Dishman alternated between the Padres and Las Vegas for the next couple of seasons.

===Philadelphia Phillies===
Dishman was picked up on waivers by the Philadelphia Phillies on September 12, 1996. He appeared in 4 games for the Phillies that season and was waived after the season.

===Detroit Tigers===
Signed by the Detroit Tigers for the 1997 season, Dishman spent most of the season with the Triple-A Toledo Mud Hens, appearing in seven games for the Tigers, including four as a starter. Released by the Tigers after the season, he did not play professionally in 1998.

===Milwaukee Brewers===
In 2000, Dishman attempted a comeback with the Milwaukee Brewers’ Double-A team, the Huntsville Stars, appearing in 42 games, all but one in relief.

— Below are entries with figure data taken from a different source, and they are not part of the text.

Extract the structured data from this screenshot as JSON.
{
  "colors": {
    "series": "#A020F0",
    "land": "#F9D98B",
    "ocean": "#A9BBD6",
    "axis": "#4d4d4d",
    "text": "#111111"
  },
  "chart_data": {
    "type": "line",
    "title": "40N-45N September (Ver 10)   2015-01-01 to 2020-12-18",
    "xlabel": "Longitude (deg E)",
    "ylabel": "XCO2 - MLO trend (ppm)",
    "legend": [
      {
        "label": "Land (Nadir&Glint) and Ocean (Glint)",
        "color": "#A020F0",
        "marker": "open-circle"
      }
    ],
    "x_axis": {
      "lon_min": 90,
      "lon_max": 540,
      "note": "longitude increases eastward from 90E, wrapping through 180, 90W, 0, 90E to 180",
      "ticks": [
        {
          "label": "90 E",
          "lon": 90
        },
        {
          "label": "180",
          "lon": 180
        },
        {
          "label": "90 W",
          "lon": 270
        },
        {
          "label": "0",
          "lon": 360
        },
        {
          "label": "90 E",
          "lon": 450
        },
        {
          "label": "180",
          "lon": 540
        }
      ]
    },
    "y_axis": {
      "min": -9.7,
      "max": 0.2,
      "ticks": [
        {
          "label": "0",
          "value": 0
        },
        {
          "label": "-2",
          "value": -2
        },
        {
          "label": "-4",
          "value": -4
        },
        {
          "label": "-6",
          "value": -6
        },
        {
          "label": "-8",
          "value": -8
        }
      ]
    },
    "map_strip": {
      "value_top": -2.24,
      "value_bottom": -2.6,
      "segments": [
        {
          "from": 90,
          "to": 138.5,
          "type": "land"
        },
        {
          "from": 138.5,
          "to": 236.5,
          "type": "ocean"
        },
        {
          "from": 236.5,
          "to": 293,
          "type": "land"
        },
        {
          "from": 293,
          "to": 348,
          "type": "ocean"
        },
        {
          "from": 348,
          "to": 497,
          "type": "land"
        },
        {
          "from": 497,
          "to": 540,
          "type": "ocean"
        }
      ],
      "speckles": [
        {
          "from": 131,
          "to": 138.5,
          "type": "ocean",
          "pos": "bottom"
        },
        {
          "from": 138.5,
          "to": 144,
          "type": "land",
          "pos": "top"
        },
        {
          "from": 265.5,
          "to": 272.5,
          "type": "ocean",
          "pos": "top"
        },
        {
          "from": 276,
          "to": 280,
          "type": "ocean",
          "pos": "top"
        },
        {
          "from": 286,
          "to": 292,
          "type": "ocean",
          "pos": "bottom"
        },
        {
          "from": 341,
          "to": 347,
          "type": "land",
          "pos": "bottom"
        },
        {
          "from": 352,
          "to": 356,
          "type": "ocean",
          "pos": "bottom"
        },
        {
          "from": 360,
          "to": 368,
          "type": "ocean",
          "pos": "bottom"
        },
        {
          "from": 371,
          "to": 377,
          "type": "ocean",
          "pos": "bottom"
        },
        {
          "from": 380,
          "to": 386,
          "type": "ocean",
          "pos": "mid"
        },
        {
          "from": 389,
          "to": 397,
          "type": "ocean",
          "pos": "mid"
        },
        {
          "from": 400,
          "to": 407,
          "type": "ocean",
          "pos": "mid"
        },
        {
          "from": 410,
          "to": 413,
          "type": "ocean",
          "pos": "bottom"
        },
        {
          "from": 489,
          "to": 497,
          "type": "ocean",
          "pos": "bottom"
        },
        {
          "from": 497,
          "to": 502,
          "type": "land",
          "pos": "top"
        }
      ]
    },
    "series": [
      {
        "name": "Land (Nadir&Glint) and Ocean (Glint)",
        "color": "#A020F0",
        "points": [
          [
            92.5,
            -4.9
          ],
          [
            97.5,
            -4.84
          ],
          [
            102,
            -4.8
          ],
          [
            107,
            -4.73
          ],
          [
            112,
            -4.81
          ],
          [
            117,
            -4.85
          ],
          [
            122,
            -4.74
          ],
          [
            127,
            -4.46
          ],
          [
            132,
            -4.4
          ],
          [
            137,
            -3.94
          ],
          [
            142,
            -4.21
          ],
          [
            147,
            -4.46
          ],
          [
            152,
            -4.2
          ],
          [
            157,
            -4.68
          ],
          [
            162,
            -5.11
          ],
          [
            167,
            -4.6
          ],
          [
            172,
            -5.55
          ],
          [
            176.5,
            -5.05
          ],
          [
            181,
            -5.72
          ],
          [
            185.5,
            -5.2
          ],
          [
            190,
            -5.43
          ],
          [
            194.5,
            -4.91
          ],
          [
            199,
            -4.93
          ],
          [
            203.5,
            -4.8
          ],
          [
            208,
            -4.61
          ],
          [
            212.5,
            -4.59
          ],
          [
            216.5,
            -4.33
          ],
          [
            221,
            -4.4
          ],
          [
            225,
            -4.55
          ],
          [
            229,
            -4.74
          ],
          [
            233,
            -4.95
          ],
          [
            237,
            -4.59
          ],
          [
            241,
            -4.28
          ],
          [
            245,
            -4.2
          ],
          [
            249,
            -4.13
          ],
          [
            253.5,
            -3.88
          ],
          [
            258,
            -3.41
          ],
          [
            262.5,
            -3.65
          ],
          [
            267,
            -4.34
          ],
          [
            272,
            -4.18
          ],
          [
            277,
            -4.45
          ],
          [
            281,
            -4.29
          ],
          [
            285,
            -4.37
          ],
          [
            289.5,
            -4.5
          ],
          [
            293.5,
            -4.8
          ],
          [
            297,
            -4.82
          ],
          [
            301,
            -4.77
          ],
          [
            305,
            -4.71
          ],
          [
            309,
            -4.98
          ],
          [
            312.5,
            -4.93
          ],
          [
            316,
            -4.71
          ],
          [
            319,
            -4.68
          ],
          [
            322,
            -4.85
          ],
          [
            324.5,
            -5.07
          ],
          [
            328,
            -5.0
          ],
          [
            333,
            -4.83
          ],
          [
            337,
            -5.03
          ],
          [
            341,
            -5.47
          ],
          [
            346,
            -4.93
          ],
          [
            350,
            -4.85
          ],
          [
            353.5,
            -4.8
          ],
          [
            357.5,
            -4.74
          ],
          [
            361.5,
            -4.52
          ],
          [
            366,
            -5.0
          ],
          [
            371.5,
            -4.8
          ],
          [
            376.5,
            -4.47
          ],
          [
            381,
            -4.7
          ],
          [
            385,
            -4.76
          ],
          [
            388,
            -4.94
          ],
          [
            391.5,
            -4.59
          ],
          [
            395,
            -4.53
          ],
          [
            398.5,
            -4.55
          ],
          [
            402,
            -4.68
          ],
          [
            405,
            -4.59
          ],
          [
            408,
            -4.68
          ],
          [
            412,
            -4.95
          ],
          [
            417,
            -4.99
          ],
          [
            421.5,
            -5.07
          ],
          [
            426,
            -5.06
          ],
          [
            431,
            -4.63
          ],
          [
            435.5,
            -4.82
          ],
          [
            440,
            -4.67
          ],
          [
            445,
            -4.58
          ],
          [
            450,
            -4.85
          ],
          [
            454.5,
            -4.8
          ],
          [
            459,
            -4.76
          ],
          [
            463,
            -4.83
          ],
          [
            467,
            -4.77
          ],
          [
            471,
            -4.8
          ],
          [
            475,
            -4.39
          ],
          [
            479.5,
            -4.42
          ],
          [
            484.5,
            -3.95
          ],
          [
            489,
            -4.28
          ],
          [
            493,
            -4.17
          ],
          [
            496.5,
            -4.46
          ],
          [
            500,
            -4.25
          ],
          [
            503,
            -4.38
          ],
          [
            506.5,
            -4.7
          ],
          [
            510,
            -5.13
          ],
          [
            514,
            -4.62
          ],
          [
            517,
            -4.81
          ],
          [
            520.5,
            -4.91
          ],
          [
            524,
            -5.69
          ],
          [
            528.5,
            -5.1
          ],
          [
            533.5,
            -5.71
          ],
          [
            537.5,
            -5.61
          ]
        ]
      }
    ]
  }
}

===Mexico / Western League===
Dishman spent 2001 with the Reynosa Broncos in the Mexican League and the Sinon Bulls in the Taiwan Professional Baseball League.

Dishman pitched in 1999 and 2002 with the Sonoma County Crushers of the (independent) Western Baseball League.

==Coaching career==
In 2003, Dishman began his coaching career, joining the staff at Texas Christian University. He then joined Ohlone College in Fremont, California for the 2003 season. He also coached in the Hawaiian Winter League in 2006 and the Venezuelan Winter League in 2011.

Dishman then joined the Los Angeles Dodgers organization as pitching coach for the Columbus Catfish (2005), the Vero Beach Dodgers (2006), Great Lakes Loons (2007, 2015), Jacksonville Suns (2008), Chattanooga Lookouts (2009), and Albuquerque Isotopes (2010–2014). In 2014, Dishman was named as the PCL's pitching coach for their All-Star Game in Durham, North Carolina. In 2015, he was once again named the pitching coach for the Loons. The Dodgers released Dishman from his contract after the season.

From 2016 to 2017 Dishman served as the Arizona League Giants’ pitching coach. For the 2018–19 seasons, he was pitching coach for the Giants’ Double-A affiliate, the Richmond Flying Squirrels affiliate. In 2020, Dishman was the pitching coach for the Sacramento River Cats, San Francisco's Triple-A affiliate.

In 2021, Dishman took a position with the MLB Draft League for their inaugural season, serving as the pitching coach for the Frederick Keys.

In 2022, Dishman assumed a position with the Miami Marlins as the pitching coach for their Low-A affiliate, the Jupiter Hammerheads.

On January 9, 2026, Dishman was hired to serve as the pitching coach for the Piratas de Campeche of the Mexican League.